Es sieht aus wie der ödeste Job der Welt. Aber Ralf und Olaf sind gern Verkehrszähler, auch auf der Pirnaer Sachsenbrücke.

Am Drücker: Ralf Grahl (vorn) und Olaf Sietschka sind zwei der bis zu 600 pro Tag im Freistaat eingesetzten Verkehrszähler. Hier ist ihr Arbeitsort die Sachsenbrücke in Pirna.
Am Drücker: Ralf Grahl (vorn) und Olaf Sietschka sind zwei der bis zu 600 pro Tag im Freistaat eingesetzten Verkehrszähler.

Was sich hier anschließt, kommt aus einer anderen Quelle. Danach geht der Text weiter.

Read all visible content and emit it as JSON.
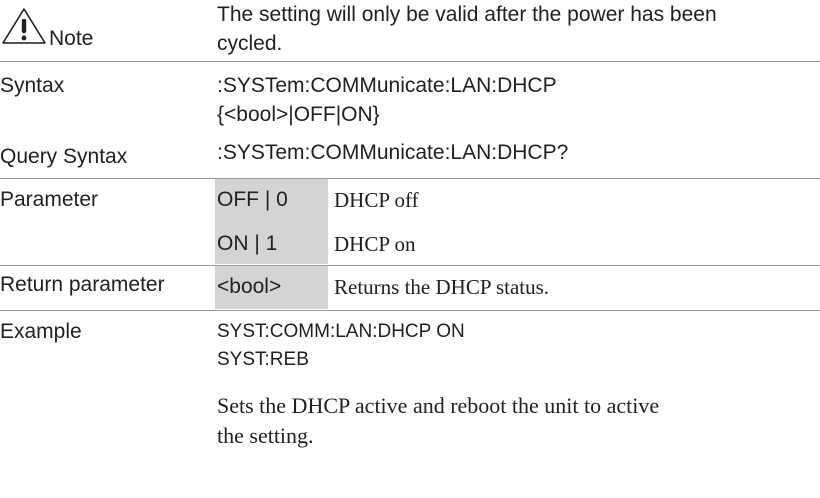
{
  "note": {
    "label": "Note",
    "text_line1": "The setting will only be valid after the power has been",
    "text_line2": "cycled.",
    "icon": "warning-triangle-icon"
  },
  "syntax": {
    "label": "Syntax",
    "line1": ":SYSTem:COMMunicate:LAN:DHCP",
    "line2": "{<bool>|OFF|ON}"
  },
  "query_syntax": {
    "label": "Query Syntax",
    "value": ":SYSTem:COMMunicate:LAN:DHCP?"
  },
  "parameter": {
    "label": "Parameter",
    "rows": [
      {
        "key": "OFF | 0",
        "desc": "DHCP off"
      },
      {
        "key": "ON | 1",
        "desc": "DHCP on"
      }
    ]
  },
  "return_parameter": {
    "label": "Return parameter",
    "key": "<bool>",
    "desc": "Returns the DHCP status."
  },
  "example": {
    "label": "Example",
    "cmd1": "SYST:COMM:LAN:DHCP ON",
    "cmd2": "SYST:REB",
    "desc_line1": "Sets the DHCP active and reboot the unit to active",
    "desc_line2": "the setting."
  },
  "colors": {
    "divider": "#9a9a9a",
    "shade": "#d4d4d4",
    "text": "#231f20"
  }
}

Hier ist ihr Arbeitsort die Sachsenbrücke in Pirna. © Daniel Schäfer

Noch einen Zug aus der Elektrozigarette, dann greift Olaf seine sieben Sachen und beginnt, die schmalen Betonstufen zu erklimmen. "Wir machen es uns jetzt gemütlich", erklärt er. Der Krautwuchs auf der Stiege zeigt an: Hier geht nur selten jemand. Über Pirnas Sachsenbrücke wird in der Regel nicht gelaufen, sondern gefahren. Genau deshalb muss Olaf jetzt da hoch, und er wird drei Stunden lang nicht wieder runterkommen.

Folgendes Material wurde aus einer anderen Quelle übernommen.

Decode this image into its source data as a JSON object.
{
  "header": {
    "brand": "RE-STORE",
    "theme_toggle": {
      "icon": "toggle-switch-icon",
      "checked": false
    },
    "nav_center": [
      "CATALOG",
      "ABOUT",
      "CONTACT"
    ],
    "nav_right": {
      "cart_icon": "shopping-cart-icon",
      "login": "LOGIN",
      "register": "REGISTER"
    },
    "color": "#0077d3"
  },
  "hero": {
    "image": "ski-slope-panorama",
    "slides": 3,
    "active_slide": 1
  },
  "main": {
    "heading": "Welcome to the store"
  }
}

Es ist Verkehrszählung im Land. Seit April wird bundesweit an etwa 40.000 Punkten erfasst, wie viele Kraftfahrzeuge und Fahrräder dort vorbeikommen. Aus den Zahlen werden die DTVs berechnet, die durchschnittlichen täglichen Verkehrsstärken. Sie sind das Brot aller Fachleute, die am deutschen Straßennetz stricken.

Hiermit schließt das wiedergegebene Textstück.